As the Director of Product Management for AI/ML at industrial supplies and equipment provider Grainger, Hardi Gokani's work centers on a single question: what job are we trying to get done? Before her time at Grainger, Gokani led a cloud transformation at CVS Health that saved the company over $75M. Today, Gokani is a leading voice on the gap between AI experimentation and enterprise ROI, including a guest appearance on "The CAIO Connect" podcast.
"The mistake many companies make is starting with the technology. They jump into AI without clearly defining the outcome they’re trying to achieve," Gokani said. But her approach flips that sequence. "First, identify the outcome you want to enable, the specific 'job to be done' for your user. Next, design the ideal process that would deliver that outcome. Only after those steps should you choose and embed the right technology. If you start with the tech, you end up optimizing for the tech. If you start with the outcome, you optimize for the business."

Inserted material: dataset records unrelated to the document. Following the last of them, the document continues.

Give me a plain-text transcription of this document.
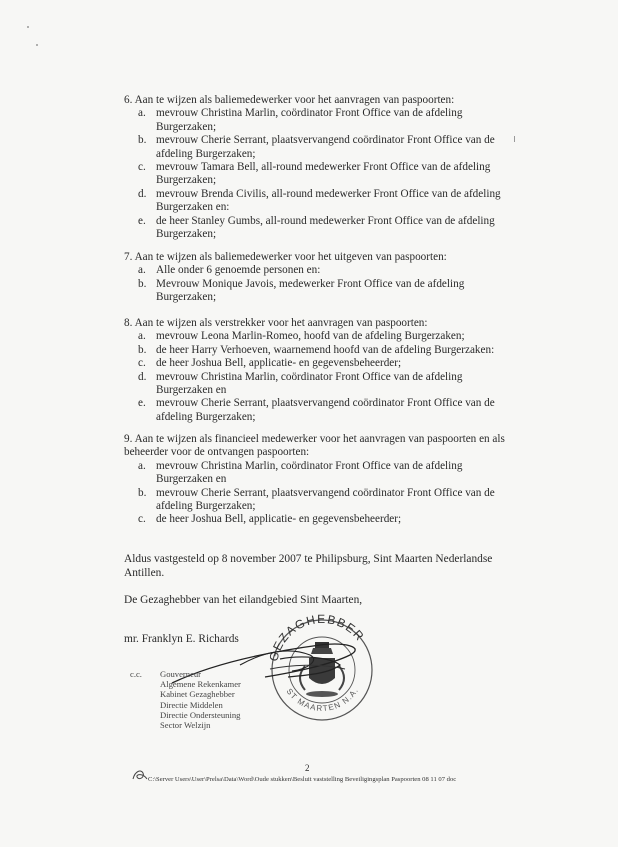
6. Aan te wijzen als baliemedewerker voor het aanvragen van paspoorten:
a. mevrouw Christina Marlin, coördinator Front Office van de afdeling
Burgerzaken;
b. mevrouw Cherie Serrant, plaatsvervangend coördinator Front Office van de
afdeling Burgerzaken;
c. mevrouw Tamara Bell, all-round medewerker Front Office van de afdeling
Burgerzaken;
d. mevrouw Brenda Civilis, all-round medewerker Front Office van de afdeling
Burgerzaken en:
e. de heer Stanley Gumbs, all-round medewerker Front Office van de afdeling
Burgerzaken;
7. Aan te wijzen als baliemedewerker voor het uitgeven van paspoorten:
a. Alle onder 6 genoemde personen en:
b. Mevrouw Monique Javois, medewerker Front Office van de afdeling
Burgerzaken;
8. Aan te wijzen als verstrekker voor het aanvragen van paspoorten:
a. mevrouw Leona Marlin-Romeo, hoofd van de afdeling Burgerzaken;
b. de heer Harry Verhoeven, waarnemend hoofd van de afdeling Burgerzaken:
c. de heer Joshua Bell, applicatie- en gegevensbeheerder;
d. mevrouw Christina Marlin, coördinator Front Office van de afdeling
Burgerzaken en
e. mevrouw Cherie Serrant, plaatsvervangend coördinator Front Office van de
afdeling Burgerzaken;
9. Aan te wijzen als financieel medewerker voor het aanvragen van paspoorten en als
beheerder voor de ontvangen paspoorten:
a. mevrouw Christina Marlin, coördinator Front Office van de afdeling
Burgerzaken en
b. mevrouw Cherie Serrant, plaatsvervangend coördinator Front Office van de
afdeling Burgerzaken;
c. de heer Joshua Bell, applicatie- en gegevensbeheerder;
Aldus vastgesteld op 8 november 2007 te Philipsburg, Sint Maarten Nederlandse
Antillen.
De Gezaghebber van het eilandgebied Sint Maarten,
mr. Franklyn E. Richards
GEZAGHEBBER
ST MAARTEN N.A.
c.c. Gouverneur
Algemene Rekenkamer
Kabinet Gezaghebber
Directie Middelen
Directie Ondersteuning
Sector Welzijn
2
C:\Server Users\User\Prelsa\Data\Word\Oude stukken\Besluit vaststelling Beveiligingsplan Paspoorten 08 11 07 doc
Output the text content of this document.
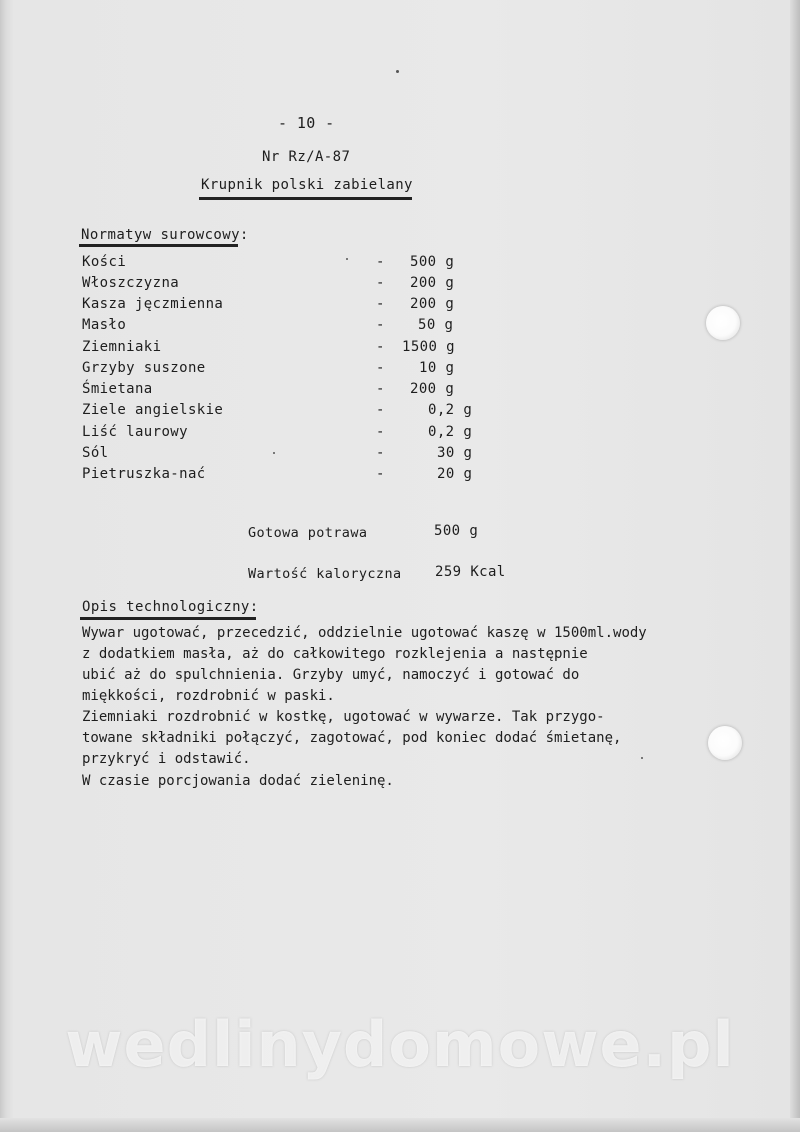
- 10 -
Nr Rz/A-87
Krupnik polski zabielany
Normatyw surowcowy:
Kości	- 500 g
Włoszczyzna	- 200 g
Kasza jęczmienna	- 200 g
Masło	- 50 g
Ziemniaki	- 1500 g
Grzyby suszone	- 10 g
Śmietana	- 200 g
Ziele angielskie	-	0,2 g
Liść laurowy	-	0,2 g
Sól	-	30 g
Pietruszka-nać	-	20 g
Gotowa potrawa	500 g
Wartość kaloryczna 259 Kcal
Opis technologiczny:
Wywar ugotować, przecedzić, oddzielnie ugotować kaszę w 1500ml.wody
z dodatkiem masła, aż do całkowitego rozklejenia a następnie
ubić aż do spulchnienia. Grzyby umyć, namoczyć i gotować do
miękkości, rozdrobnić w paski.
Ziemniaki rozdrobnić w kostkę, ugotować w wywarze. Tak przygo-
towane składniki połączyć, zagotować, pod koniec dodać śmietanę,
przykryć i odstawić.
W czasie porcjowania dodać zieleninę.
wedlinydomowe.pl
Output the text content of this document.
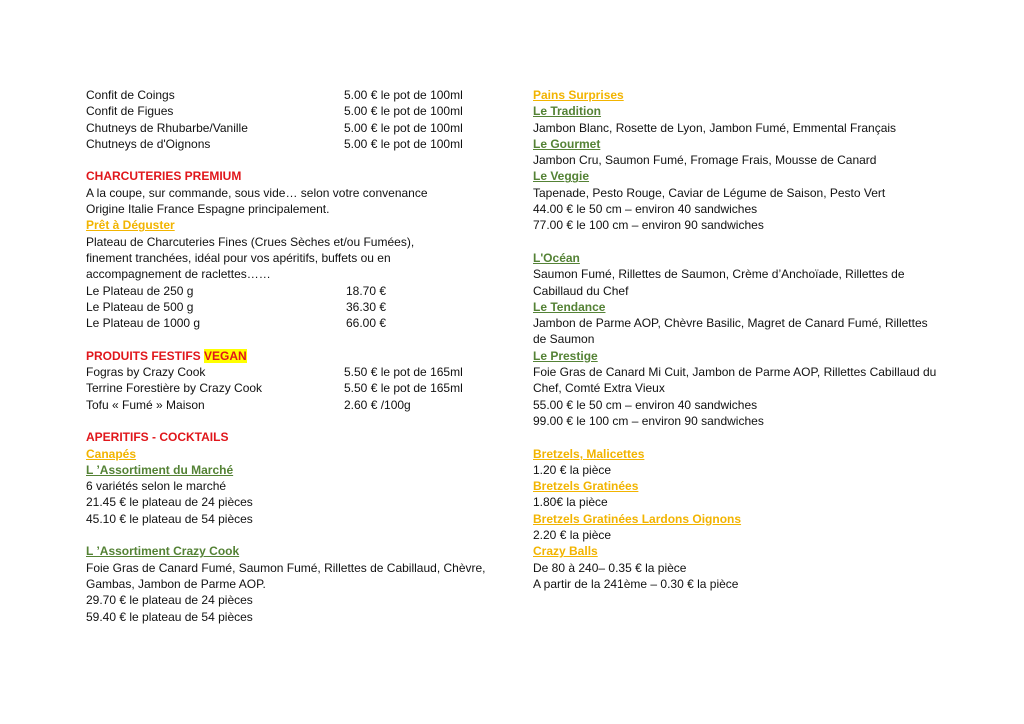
Confit de Coings	5.00 € le pot de 100ml
Confit de Figues	5.00 € le pot de 100ml
Chutneys de Rhubarbe/Vanille	5.00 € le pot de 100ml
Chutneys de d'Oignons	5.00 € le pot de 100ml
CHARCUTERIES PREMIUM
A la coupe, sur commande, sous vide… selon votre convenance
Origine Italie France Espagne principalement.
Prêt à Déguster
Plateau de Charcuteries Fines (Crues Sèches et/ou Fumées),
finement tranchées, idéal pour vos apéritifs, buffets ou en
accompagnement de raclettes……
Le Plateau de 250 g	18.70 €
Le Plateau de 500 g	36.30 €
Le Plateau de 1000 g	66.00 €
PRODUITS FESTIFS VEGAN
Fogras by Crazy Cook	5.50 € le pot de 165ml
Terrine Forestière by Crazy Cook	5.50 € le pot de 165ml
Tofu « Fumé » Maison	2.60 € /100g
APERITIFS - COCKTAILS
Canapés
L ’Assortiment du Marché
6 variétés selon le marché
21.45 € le plateau de 24 pièces
45.10 € le plateau de 54 pièces
L ’Assortiment Crazy Cook
Foie Gras de Canard Fumé, Saumon Fumé, Rillettes de Cabillaud, Chèvre,
Gambas, Jambon de Parme AOP.
29.70 € le plateau de 24 pièces
59.40 € le plateau de 54 pièces
Pains Surprises
Le Tradition
Jambon Blanc, Rosette de Lyon, Jambon Fumé, Emmental Français
Le Gourmet
Jambon Cru, Saumon Fumé, Fromage Frais, Mousse de Canard
Le Veggie
Tapenade, Pesto Rouge, Caviar de Légume de Saison, Pesto Vert
44.00 € le 50 cm – environ 40 sandwiches
77.00 € le 100 cm – environ 90 sandwiches
L'Océan
Saumon Fumé, Rillettes de Saumon, Crème d’Anchoïade, Rillettes de
Cabillaud du Chef
Le Tendance
Jambon de Parme AOP, Chèvre Basilic, Magret de Canard Fumé, Rillettes
de Saumon
Le Prestige
Foie Gras de Canard Mi Cuit, Jambon de Parme AOP, Rillettes Cabillaud du
Chef, Comté Extra Vieux
55.00 € le 50 cm – environ 40 sandwiches
99.00 € le 100 cm – environ 90 sandwiches
Bretzels, Malicettes
1.20 € la pièce
Bretzels Gratinées
1.80€ la pièce
Bretzels Gratinées Lardons Oignons
2.20 € la pièce
Crazy Balls
De 80 à 240– 0.35 € la pièce
A partir de la 241ème – 0.30 € la pièce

According to Gokani, the disconnect between technical execution and business value is a key contributor to the "pilot graveyard." The problem is rarely the algorithm, she noted. In fact, 90% of AI failures stem from challenges with people and processes. To solve for this, she proposed a framework to connect technical metrics to C-suite priorities.
From model to money: "Many AI projects fail because they cannot clearly connect a technical pilot to a top-line business goal. A 'metrics laddering' framework bridges that gap. The first rung is the AI Metric, which measures the model’s direct output, such as prediction accuracy. The next is the Process Metric, which tracks operational improvements like faster cycle times or higher efficiency. At the top is the Business Metric that matters most to leadership, whether that is revenue growth, cost savings, or customer satisfaction," Gokani explained.
Right metric, right goal: Next, she illustrated how different objectives require different optimization strategies. "If the goal is to improve customer satisfaction, the recommendation model should prioritize accuracy to ensure each suggestion truly fits the user’s needs. But if the objective is to expand market share, volume becomes more important, and the focus shifts to the number of recommendations displayed."